With Andrew Harrison proving to be the least effective of the 'Cats starters, Hawkins’ services as backup point guard have quickly evolved from a luxury into a necessity.
He’s up to 12.8 minutes per game following a career night (three assists, four rebounds and a steal in 22 minutes) in a win over Belmont.
Although Kentucky returned just two sophomores from last season’s heralded recruiting class, both had extensive starting experience.
However, while Willie Cauley-Stein has been even more dominant in the middle than he was a year ago, classmate Alex Poythress has been most valuable for ceding the spotlight to freshman James Young.
Poythress, the second-leading scorer on the 2012-13 roster, has been most productive this year as a designated rebounder off the bench (6.0 boards in just 17.8 minutes a night).
Young, meanwhile, has started every game and been the team’s most reliable three-point threat, with neither player leaving any doubt as to who should hold the starting job.
Every major scouting service had Andrew Harrison (uniform No. 5 at left) ranked higher than twin brother Aaron (No. 2).
Whether the point guard half of the fabled twins turns out to be a better pro prospect or not, he’s certainly taken a back seat to shooting guard Aaron this season.
Aaron Harrison is outplaying his brother in every category except assists, and even there, Andrew’s lead isn’t a big one (3.5 per game vs. 2.3, the two highest averages on the team).
Andrew has been a distinct disappointment as floor leader of an outstanding offense, while Aaron has been both the second-leading scorer and the best two-way player on the Wildcats roster.

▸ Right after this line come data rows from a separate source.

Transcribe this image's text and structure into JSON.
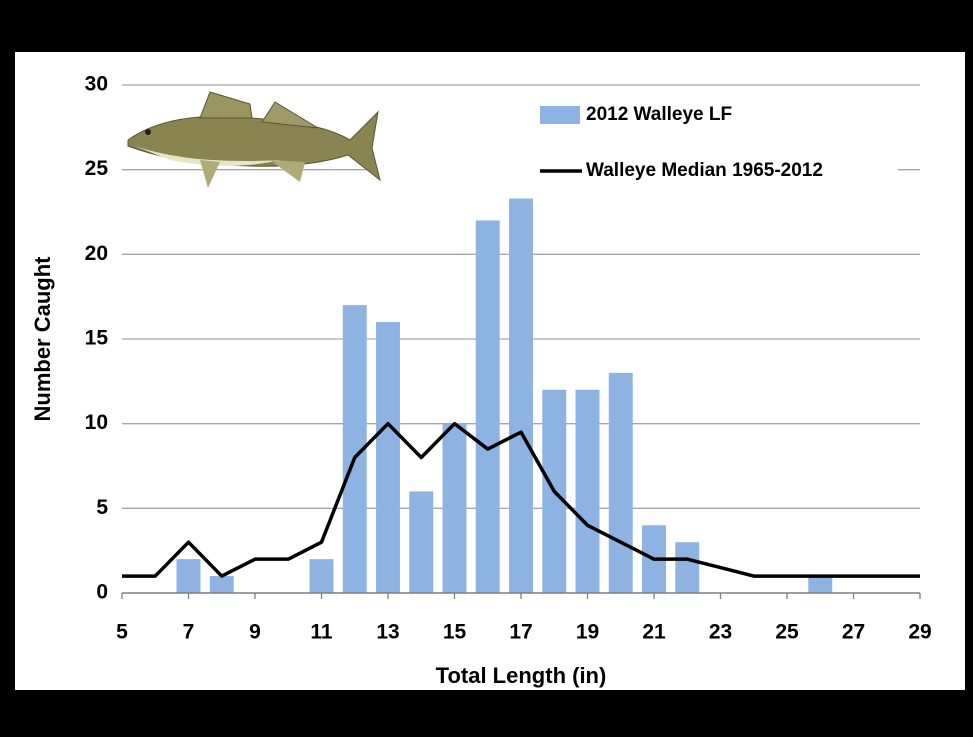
{
  "chart_data": {
    "type": "bar",
    "x_label": "Total Length (in)",
    "y_label": "Number Caught",
    "xlim": [
      5,
      29
    ],
    "xticks": [
      5,
      7,
      9,
      11,
      13,
      15,
      17,
      19,
      21,
      23,
      25,
      27,
      29
    ],
    "ylim": [
      0,
      30
    ],
    "yticks": [
      0,
      5,
      10,
      15,
      20,
      25,
      30
    ],
    "grid": true,
    "series": [
      {
        "name": "2012 Walleye LF",
        "type": "bar",
        "color": "#8db3e2",
        "x": [
          7,
          8,
          11,
          12,
          13,
          14,
          15,
          16,
          17,
          18,
          19,
          20,
          21,
          22,
          26
        ],
        "values": [
          2,
          1,
          2,
          17,
          16,
          6,
          10,
          22,
          23.3,
          12,
          12,
          13,
          4,
          3,
          1
        ]
      },
      {
        "name": "Walleye Median 1965-2012",
        "type": "line",
        "color": "#000000",
        "x": [
          5,
          6,
          7,
          8,
          9,
          10,
          11,
          12,
          13,
          14,
          15,
          16,
          17,
          18,
          19,
          20,
          21,
          22,
          23,
          24,
          25,
          26,
          27,
          28,
          29
        ],
        "values": [
          1,
          1,
          3,
          1,
          2,
          2,
          3,
          8,
          10,
          8,
          10,
          8.5,
          9.5,
          6,
          4,
          3,
          2,
          2,
          1.5,
          1,
          1,
          1,
          1,
          1,
          1
        ]
      }
    ]
  }
}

One of the most consistent aspects of John Calipari's tenure at Kentucky has been the Wildcats’ ability to clamp down on opposing offenses.
With Willie Cauley-Stein back to anchor the middle, the defense looked like the least of Coach Cal’s worries, when in fact it’s been a major contributor to an underachieving start.
The Wildcats rank just 69th nationally in scoring D (66.3 points per game) despite blocking the sixth-most shots in the country.
Between their porous defensive rebounding inside and a shaky perimeter corps that ranks 109th in three-point percentage allowed, these 'Cats have been decidedly vulnerable when they don’t have the ball in their hands.